Le choix de ma playlist de ce soir a une petite teinte de nostalgie. Comme au cinéma, mon histoire est parsemée de rencontres cocasses, de quelques histoires d’amour, de bons copains qui auront su s’accrocher au fort malgré mon impétuosité et d’autres qui auront pris le large à la moindre difficulté. Oufff! Les chansons d’Aerosmith sont passées…

Le groupe cède maintenant sa place à Jack Johnson, les paroles de cet artiste génèrent en moi quelques grandes interrogations philosophiques.  Qu’est-ce qu’une bonne personne? Comment prôner les valeurs collectives lorsque l’individualité est sans cesse mise au premier plan dans notre société de consommation?

Je m’interroge sur ce qui fait que j’agis en louve pour ma meute et que j’offre à ses membres mon affection quasi éternelle. Bon, on ne se mentira pas, certains ont dû subir mes «10 travaux d’Anne-Marie» pour pouvoir réussir leur période de probation.

Pour moi, une bonne personne est en mesure de chambouler son agenda si un ami est dans le besoin, et ce, peu importe l’heure ou l’endroit où il se trouve.

De plus, cette personne sait écouter. Elle ne fait pas seulement boire mes paroles, mais elle sait ramener la conversation quand elle sent que je me disperse parce que je suis aveuglée par ma détresse. Avec elle, je me sens en sécurité et je ne me vois pas dans l’obligation de meubler les silences.

Tout comme en amour, l’amitié n’échappe pas aux devoirs d’honnêteté et de fidélité. Et là, soyons clair, je ne parle pas des relations sans profondeur qu’on désigne comme étant des «connaissances» ou des amis des réseaux sociaux.

Mais encore, une personne que j’estime est en mesure de me faire accepter les choses difficiles à entendre. Elle sait me mettre le nez dans un problème, et ce, sans que je la repousse ou que je fuie la situation.

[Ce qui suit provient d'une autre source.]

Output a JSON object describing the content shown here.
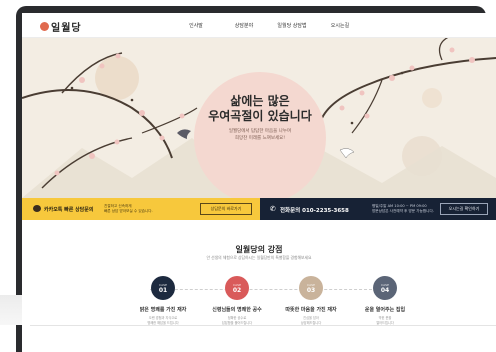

Mon ordi me dit qu’il lui reste 10 minutes de batterie et m’encourage, avec insistance, à trouver une autre source d’alimentation.

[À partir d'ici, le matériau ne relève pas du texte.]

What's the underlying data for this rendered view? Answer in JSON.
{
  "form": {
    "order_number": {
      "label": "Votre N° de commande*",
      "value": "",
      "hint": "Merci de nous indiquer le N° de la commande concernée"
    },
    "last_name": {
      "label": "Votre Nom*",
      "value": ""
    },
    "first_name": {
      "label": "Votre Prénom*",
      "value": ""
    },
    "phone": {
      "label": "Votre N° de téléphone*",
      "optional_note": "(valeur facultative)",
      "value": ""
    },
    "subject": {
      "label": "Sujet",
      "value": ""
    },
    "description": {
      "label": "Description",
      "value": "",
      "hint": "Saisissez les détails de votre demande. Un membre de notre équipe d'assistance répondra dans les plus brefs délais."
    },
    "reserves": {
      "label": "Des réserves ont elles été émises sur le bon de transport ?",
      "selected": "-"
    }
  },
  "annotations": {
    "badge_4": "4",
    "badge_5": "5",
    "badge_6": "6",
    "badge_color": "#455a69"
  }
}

Une bonne personne se respecte elle-même, elle fixe ses limites, elle se présente à moi sous son vrai visage, et ce, avec ses forces et ses faiblesses. J’affectionne la phrase qui dit «rendre plus beau ne rend pas plus vrai», elle me parle énormément dans mes jours gris… Oui, oui, moi, Anne-Marie Goyette, je sais faire preuve de gris. OK, à ce jour, il n’y a que blanc, gris pâle, gris foncé et noir, mais je travaille sur les nuances de gris.